The only inquiry here is whether or not plaintiff should have paid the entire assessment before beginning suit.
Stamp taxes accrue upon each and every sale or transfer of shares of stock. The Commissioner may, however, embody in one assessment stamp taxes accruing over a period of years involving many sales of shares of stock, just as he did against the plaintiff herein. It is admitted by the defendant's counsel that: "Ordinarily, the documentary stamp tax here involved is paid by the purchase and affixing of appropriate stamps. See Treasury Regulations 71, Article 95. And it may well be that separate suits for the tax so paid might be maintained after the tax has been paid."
Every pertinent case cited by the defendant involved a controversy wherein either income taxes, estate taxes, or injunctions to restrain collection of taxes were concerned. In the latter group of cases it is clear that there can be no relief in equity until the legal remedies are exhausted. Consequently, the courts said complainant must pay the assessment first and then seek his legal relief by way of refund. None of those cases shed any light upon the case at bar, because it is not stated whether the entire tax should be paid, or only a portion of the entire assessment, if the tax is of a divisible nature. Ordinarily one must pay and sue for recovery in the law court before he is entitled to consideration. But how much must he pay?
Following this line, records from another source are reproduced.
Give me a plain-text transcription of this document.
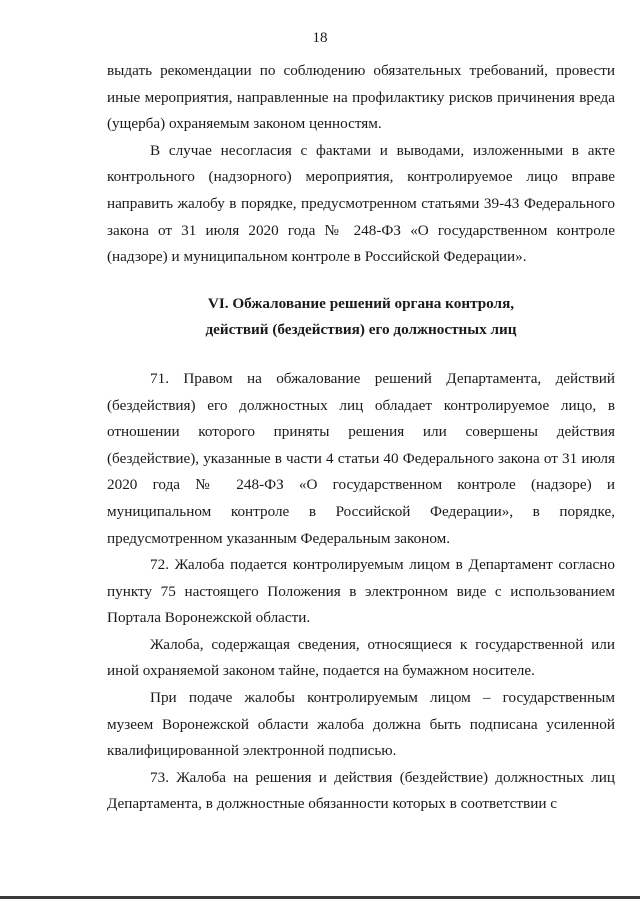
18

выдать рекомендации по соблюдению обязательных требований, провести иные мероприятия, направленные на профилактику рисков причинения вреда (ущерба) охраняемым законом ценностям.

В случае несогласия с фактами и выводами, изложенными в акте контрольного (надзорного) мероприятия, контролируемое лицо вправе направить жалобу в порядке, предусмотренном статьями 39-43 Федерального закона от 31 июля 2020 года № 248-ФЗ «О государственном контроле (надзоре) и муниципальном контроле в Российской Федерации».

VI. Обжалование решений органа контроля,

действий (бездействия) его должностных лиц

71. Правом на обжалование решений Департамента, действий (бездействия) его должностных лиц обладает контролируемое лицо, в отношении которого приняты решения или совершены действия (бездействие), указанные в части 4 статьи 40 Федерального закона от 31 июля 2020 года № 248-ФЗ «О государственном контроле (надзоре) и муниципальном контроле в Российской Федерации», в порядке, предусмотренном указанным Федеральным законом.

72. Жалоба подается контролируемым лицом в Департамент согласно пункту 75 настоящего Положения в электронном виде с использованием Портала Воронежской области.

Жалоба, содержащая сведения, относящиеся к государственной или иной охраняемой законом тайне, подается на бумажном носителе.

При подаче жалобы контролируемым лицом – государственным музеем Воронежской области жалоба должна быть подписана усиленной квалифицированной электронной подписью.

73. Жалоба на решения и действия (бездействие) должностных лиц Департамента, в должностные обязанности которых в соответствии с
Income taxes and estate taxes flow from calculations involving complicated considerations of credits, exemptions, etc. The resulting tax has been influenced by and reflects these considerations. They are not naturally separable as in the case of the stamp tax. It is a wise law that governs their prepayment before suit can be brought. Otherwise, the power of collection of taxes would be continuously impeded and rendered practically useless. But in the case of these separable items the issue is clear-cut. There can be no complicated questions of credits, exemptions, and the like. It is simply an issue of whether or not the stamp should be applied and in what amount.
Therefore, the cases cited by either the plaintiff or the defendant do not throw specific light upon the separability of payments where stamp taxes are involved. It appears that as a matter of convenience to the collecting official he is authorized to assess them in bulk where it is discovered that the stamps themselves were not affixed to the documents in the manner prescribed by law. However, this does not make the amount due for stamps for any given document any part of the payment due for stamps for another document. It is clearly a divisible assessment.
The court is of the opinion that the total assessment against the plaintiff, that is, $1,593.32, is the aggregate of several, separate, and independent taxable items. The payment of any of these individual items would constitute a payment of the entirety in so far as that particular item is concerned, and would justify a claim for *494 a refund thereof. Incidentally, there is nothing to prevent the government from pursuing its remedies to satisfy execution for the balance of alleged taxes remaining unpaid.
Under these circumstances the defendant's motion to dismiss the complaint will be denied.